371 Hernandez v. El Paso Prod. Co.
Monday, August 31st, 2015
The following is not a legal opinion. You should consult your attorney if the case may be of significance to you.
Hernandez v. El Paso Production Co., No. 13-09-184-CV, 2011 WL 1442991 (Tex. App.—Corpus Christi Apr. 14, 2011, no pet.) (mem. op.) held that grantors appearing to convey a one-sixteenth mineral interest in the granting clause of a “three-paragraph” deed, while also appearing to convey a one-half interest in royalties in the same instrument, intended to, and did, convey a one-half interest in all minerals and royalties in the subject land. The dispute was between successors to the grantor (“Grantor”) and successors to the grantee (“Grantee”) under a 1932 deed. The three-paragraph deed, typical of those used at the time, conveyed the mineral interest in three separate paragraphs. The first paragraph, referred to as the granting clause, conveyed a “[o]ne sixteenth interest in and to all of the oil, gas, and other minerals in and under” the land described therein. The second paragraph, referred to as the subject to or existing lease clause, described the lease then burdening the land, and conveyed “one half (1/2) of all the oil royalty and gas rental or royalty due and to be paid under the terms of said lease.” Finally, the third paragraph, referred to as the future lease clause, provided that if and when the existing lease ended:
[T]he lease interests and all future rentals on said land, for oil, gas and mineral privileges shall be owned jointly by [Grantor and Grantee] each owning one half (1/2) of Royalty same being 1/2 of 1/8 or 1/16 interest in all oil, gas and other minerals in and upon said land under the present lease or any future lease on said land together with 1/2 one half interest in all future rents.

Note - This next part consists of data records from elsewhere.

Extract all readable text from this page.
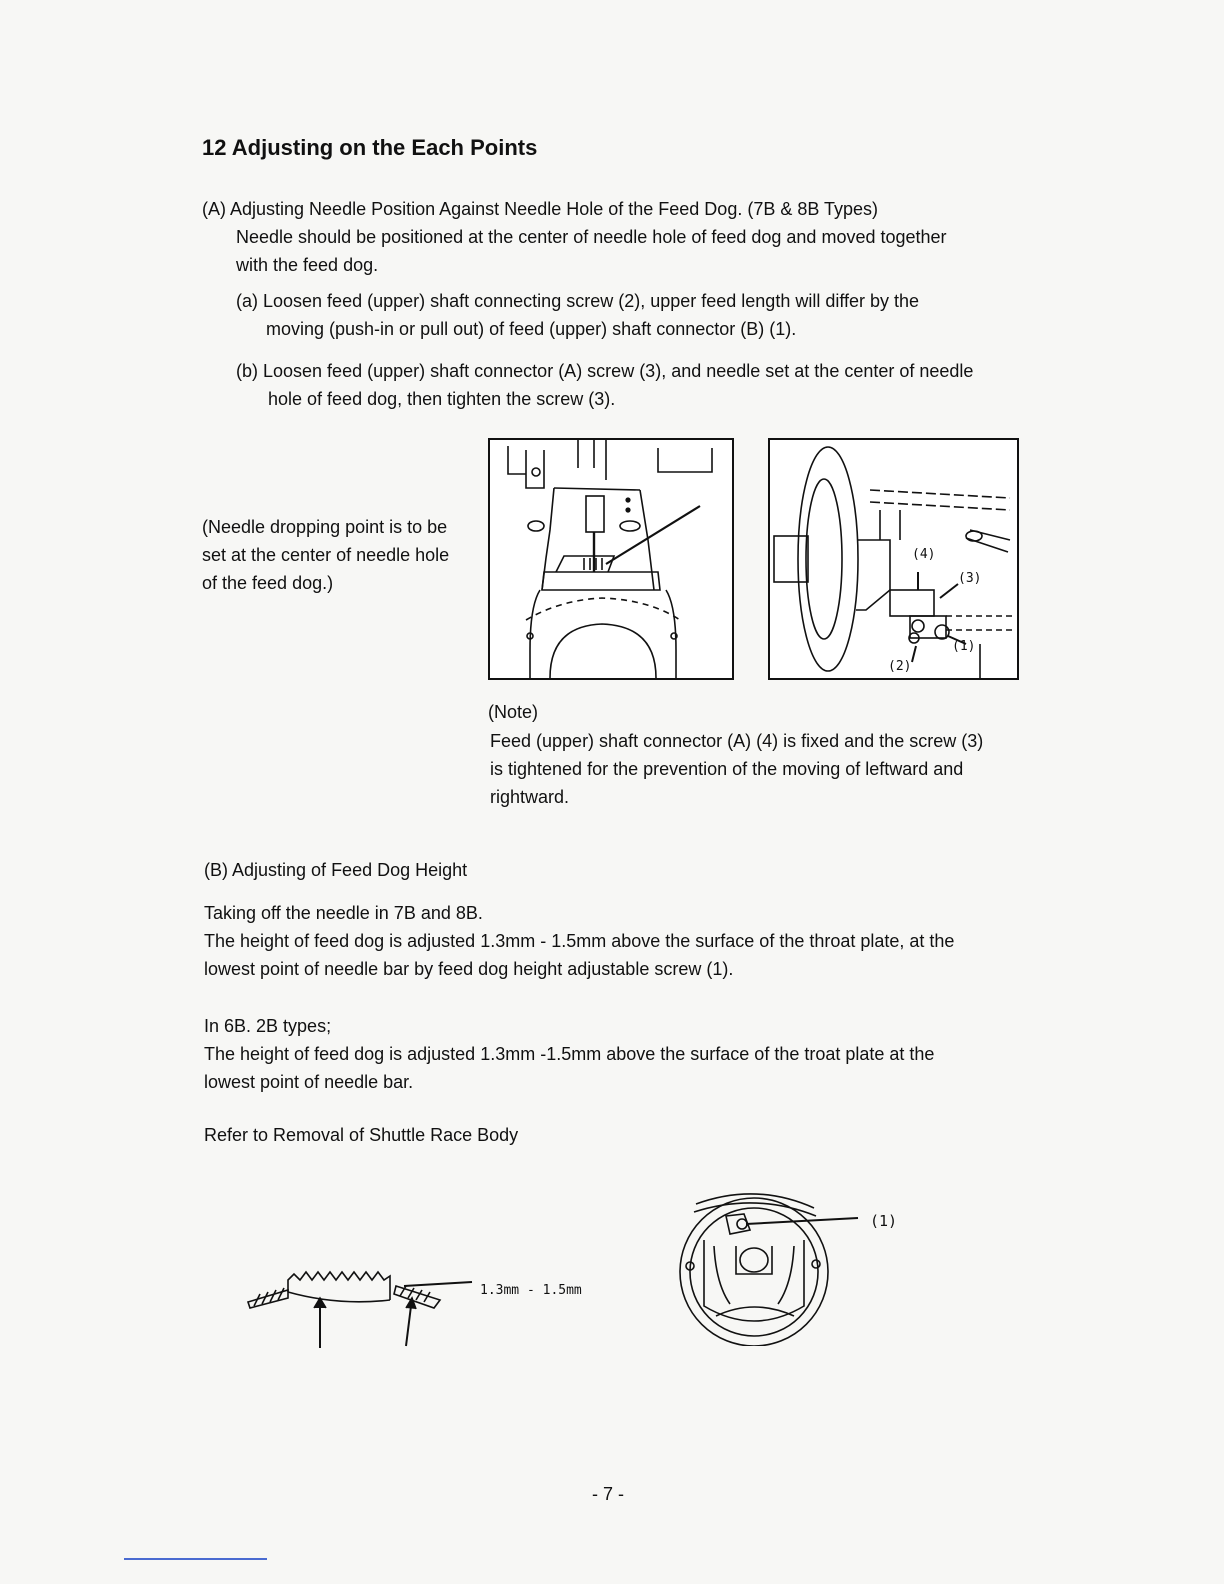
12 Adjusting on the Each Points

(A) Adjusting Needle Position Against Needle Hole of the Feed Dog. (7B & 8B Types)

Needle should be positioned at the center of needle hole of feed dog and moved together

with the feed dog.

(a) Loosen feed (upper) shaft connecting screw (2), upper feed length will differ by the

moving (push-in or pull out) of feed (upper) shaft connector (B) (1).

(b) Loosen feed (upper) shaft connector (A) screw (3), and needle set at the center of needle

hole of feed dog, then tighten the screw (3).

(Needle dropping point is to be

set at the center of needle hole

of the feed dog.)

(4)
(3)
(1)
(2)

(Note)

Feed (upper) shaft connector (A) (4) is fixed and the screw (3)

is tightened for the prevention of the moving of leftward and

rightward.

(B) Adjusting of Feed Dog Height

Taking off the needle in 7B and 8B.

The height of feed dog is adjusted 1.3mm - 1.5mm above the surface of the throat plate, at the

lowest point of needle bar by feed dog height adjustable screw (1).

In 6B. 2B types;

The height of feed dog is adjusted 1.3mm -1.5mm above the surface of the troat plate at the

lowest point of needle bar.

Refer to Removal of Shuttle Race Body

1.3mm - 1.5mm
(1)

- 7 -
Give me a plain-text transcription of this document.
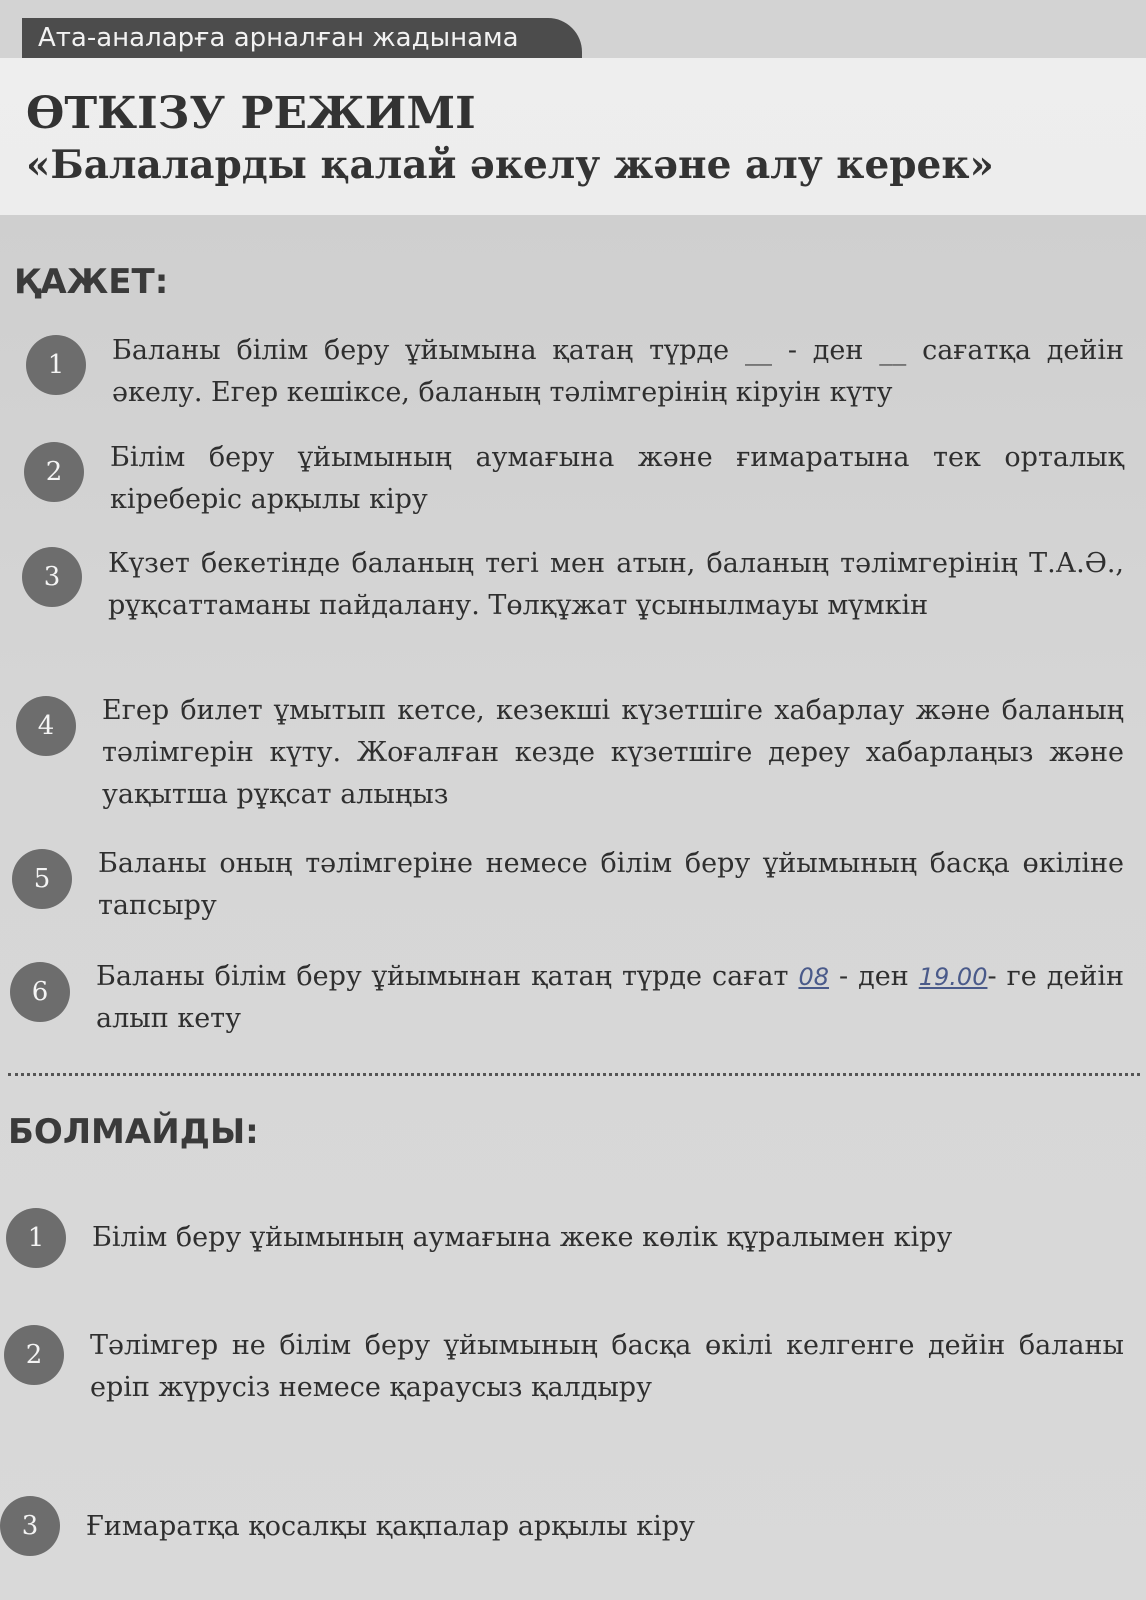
Ата-аналарға арналған жадынама
ӨТКІЗУ РЕЖИМІ
«Балаларды қалай әкелу және алу керек»
ҚАЖЕТ:
1	Баланы білім беру ұйымына қатаң түрде __ - ден __ сағатқа дейін әкелу. Егер кешіксе, баланың тәлімгерінің кіруін күту
2	Білім беру ұйымының аумағына және ғимаратына тек орталық кіреберіс арқылы кіру
3	Күзет бекетінде баланың тегі мен атын, баланың тәлімгерінің Т.А.Ә., рұқсаттаманы пайдалану. Төлқұжат ұсынылмауы мүмкін
4	Егер билет ұмытып кетсе, кезекші күзетшіге хабарлау және баланың тәлімгерін күту. Жоғалған кезде күзетшіге дереу хабарлаңыз және уақытша рұқсат алыңыз
5	Баланы оның тәлімгеріне немесе білім беру ұйымының басқа өкіліне тапсыру
6	Баланы білім беру ұйымынан қатаң түрде сағат 08 - ден 19.00- ге дейін алып кету
БОЛМАЙДЫ:
1	Білім беру ұйымының аумағына жеке көлік құралымен кіру
2	Тәлімгер не білім беру ұйымының басқа өкілі келгенге дейін баланы еріп жүрусіз немесе қараусыз қалдыру
3	Ғимаратқа қосалқы қақпалар арқылы кіру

Grantor’s claim to the mineral interest rested on the argument that the court should consider only the granting clause in its interpretation of the deed. The court held that the four corners rule articulated in Luckel v. White required them to look beyond the granting clause and to consider all of the language in the deed. The court then addressed the recurring issue in interpreting these common “three-paragraph” deeds when the deeds contain differing fractions in each of the three clauses. Such deeds were common in the 1930s, and, as the Texas Supreme Court has noted, one-eighth was then the “prevailing royalty.” The court reasoned that drafters tended to misunderstand what interest was owned by the lessor-grantors. The common mistake was the assumption that lessor-grantors owned only one-eighth of the mineral estate, while the other seven-eighths was owned by the lessees. Accordingly, when drafting a mineral deed, the drafter would assume that a lessor-grantor who wanted to convey one-half of his estate would thus convey one-half of his perceived one-eighth interest, or one-sixteenth of the total mineral estate. However, the lessor-grantor in fact retained the possibility of reverter in the entire mineral estate. The court cited to other cases in which similar three-paragraph deeds were construed to harmonize all parts of the deed to find that, notwithstanding the smaller fraction in the granting clause, the grantor intended to convey the larger interest. Thus, although the granting clause of the deed only purported to convey a one-sixteenth interest in the mineral estate, because the subject to clause conveyed one-half of the royalties, and because the future lease clause confirms that the Grantor believed Grantor’s estate was a 1/8 royalty interest, the court held that Grantor intended to grant one-half of what Grantor owned to Grantee.
Hernandez is significant for holding that clauses other than the granting clause in a 1930s three-paragraph deed can reveal the true intention of the grantor. When a granting clause conveys a one-sixteenth mineral interest, but the subject to clause and future lease clause demonstrate that the grantor intended to convey a one-half interest, the court will construe the deed as conveying a one-half interest, despite the language of the granting clause. This outcome rests on the assumption that the grantor misconceived the interest he owned as only a one-eighth royalty, rather than the entire mineral estate subject to an existing lease. The case continues the trend of applying the four corners rule and rejecting “two-grant” theory.